The bioavailability of extended-release viloxazine relative to an instant-release formulation was about 88%. Peak and AUC levels of extended-release viloxazine are proportional over a dosage range of 100 to 400 mg once daily. The time to peak levels is 5 hours with a range of 3 to 9 hours after a single 200 mg dose. A high-fat meal modestly decreases levels of viloxazine and delays the time to peak by about 2 hours. Steady-state levels of viloxazine are released after 2 days of once-daily administration and no accumulation occurs. Levels of viloxazine are approximately 40 to 50% higher in children age 6 to 11 years compared to children age 12 to 17 years.
The plasma protein binding of viloxazine is 76 to 82% over a concentration range of 0.5 to 10 μg/mL. The metabolism of viloxazine is primarily via the cytochrome P450 enzyme CYP2D6 and the UDP-glucuronosyltransferases UGT1A9 and UGT2B15. The major metabolite of viloxazine is 5-hydroxyviloxazine glucuronide. Viloxazine levels are slightly higher in CYP2D6 poor metabolizers relative to CYP2D6 extensive metabolizers. The elimination of viloxazine is mainly renal. Approximately 90% of the dose is excreted in urine within 24 hours and less than 1% of the dose is recovered in feces. The elimination half-life of instant-release viloxazine is 2 to 5 hours (2–3 hours in the most reliable studies) and the half-life of extended-release viloxazine is 7.02 ± 4.74 hours.

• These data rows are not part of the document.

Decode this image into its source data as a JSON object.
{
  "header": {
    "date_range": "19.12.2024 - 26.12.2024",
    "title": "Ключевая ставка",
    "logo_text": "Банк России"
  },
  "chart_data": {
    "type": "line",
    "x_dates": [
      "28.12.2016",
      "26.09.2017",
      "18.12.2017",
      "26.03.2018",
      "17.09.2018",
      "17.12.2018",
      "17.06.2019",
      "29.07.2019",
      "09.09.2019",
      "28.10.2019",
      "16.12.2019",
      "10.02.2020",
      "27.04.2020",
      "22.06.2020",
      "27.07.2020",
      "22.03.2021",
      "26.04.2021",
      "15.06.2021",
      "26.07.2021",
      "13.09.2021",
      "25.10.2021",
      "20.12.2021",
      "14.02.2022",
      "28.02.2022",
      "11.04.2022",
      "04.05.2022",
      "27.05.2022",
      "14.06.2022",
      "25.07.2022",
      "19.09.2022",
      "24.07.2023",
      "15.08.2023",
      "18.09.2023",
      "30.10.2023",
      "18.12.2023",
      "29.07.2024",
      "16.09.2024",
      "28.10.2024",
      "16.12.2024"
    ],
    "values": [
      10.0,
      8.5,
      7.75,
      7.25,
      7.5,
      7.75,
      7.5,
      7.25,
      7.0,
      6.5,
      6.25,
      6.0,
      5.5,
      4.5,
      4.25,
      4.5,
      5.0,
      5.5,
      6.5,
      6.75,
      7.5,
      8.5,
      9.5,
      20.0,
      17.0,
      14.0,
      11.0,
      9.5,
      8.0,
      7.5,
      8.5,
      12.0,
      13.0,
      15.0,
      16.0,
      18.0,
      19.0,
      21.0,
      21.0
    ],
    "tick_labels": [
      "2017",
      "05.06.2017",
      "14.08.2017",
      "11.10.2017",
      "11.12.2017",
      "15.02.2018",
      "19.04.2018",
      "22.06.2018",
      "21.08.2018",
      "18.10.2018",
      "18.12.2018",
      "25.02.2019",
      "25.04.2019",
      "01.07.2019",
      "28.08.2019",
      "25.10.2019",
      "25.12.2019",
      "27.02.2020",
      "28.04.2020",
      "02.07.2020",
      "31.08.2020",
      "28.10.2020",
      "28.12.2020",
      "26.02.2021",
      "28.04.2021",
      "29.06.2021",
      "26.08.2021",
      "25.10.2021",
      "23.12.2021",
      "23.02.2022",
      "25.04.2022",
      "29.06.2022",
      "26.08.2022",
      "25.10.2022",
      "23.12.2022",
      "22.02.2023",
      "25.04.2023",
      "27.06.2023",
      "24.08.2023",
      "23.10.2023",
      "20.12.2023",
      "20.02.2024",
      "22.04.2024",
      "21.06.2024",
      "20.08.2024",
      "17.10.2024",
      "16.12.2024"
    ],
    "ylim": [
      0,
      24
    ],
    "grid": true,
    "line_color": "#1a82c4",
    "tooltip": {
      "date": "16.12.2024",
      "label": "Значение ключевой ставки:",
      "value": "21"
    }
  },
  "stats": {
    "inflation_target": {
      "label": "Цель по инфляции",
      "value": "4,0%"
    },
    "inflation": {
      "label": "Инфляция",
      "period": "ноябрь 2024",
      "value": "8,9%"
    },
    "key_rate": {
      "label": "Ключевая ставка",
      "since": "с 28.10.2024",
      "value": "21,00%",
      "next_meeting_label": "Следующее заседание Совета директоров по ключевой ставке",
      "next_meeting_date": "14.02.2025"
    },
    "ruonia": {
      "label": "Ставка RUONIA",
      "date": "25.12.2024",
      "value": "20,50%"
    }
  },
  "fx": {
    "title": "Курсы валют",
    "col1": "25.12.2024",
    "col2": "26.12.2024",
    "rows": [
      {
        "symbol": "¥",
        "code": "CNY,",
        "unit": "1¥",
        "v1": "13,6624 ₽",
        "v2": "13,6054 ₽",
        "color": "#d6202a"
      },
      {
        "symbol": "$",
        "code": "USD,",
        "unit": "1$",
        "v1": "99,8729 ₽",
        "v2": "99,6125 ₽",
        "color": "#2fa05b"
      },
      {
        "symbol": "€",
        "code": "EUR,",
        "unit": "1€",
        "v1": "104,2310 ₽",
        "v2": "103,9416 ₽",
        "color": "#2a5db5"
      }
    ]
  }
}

Viloxazine was discovered by scientists at Imperial Chemical Industries when they recognized that some beta blockers inhibited serotonin reuptake inhibitor activity in the brain at high doses. To improve the ability of their compounds to cross the blood brain barrier, they changed the ethanolamine side chain of beta blockers to a morpholine ring, leading to the synthesis of viloxazine.: 610 : 9 The drug was first marketed in 1976. It was never approved by the FDA, but the FDA granted it an orphan designation (but not approval) for cataplexy and narcolepsy in 1984. It was withdrawn from markets worldwide in 2002 for business reasons.
Viloxazine has undergone two randomized controlled trials for nocturnal enuresis (bedwetting) in children, both of those times versus imipramine. By 1990, it was seen as a less cardiotoxic alternative to imipramine, and to be especially effective in heavy sleepers.
In a cross-over trial (56 participants) viloxazine significantly reduced EDS and cataplexy.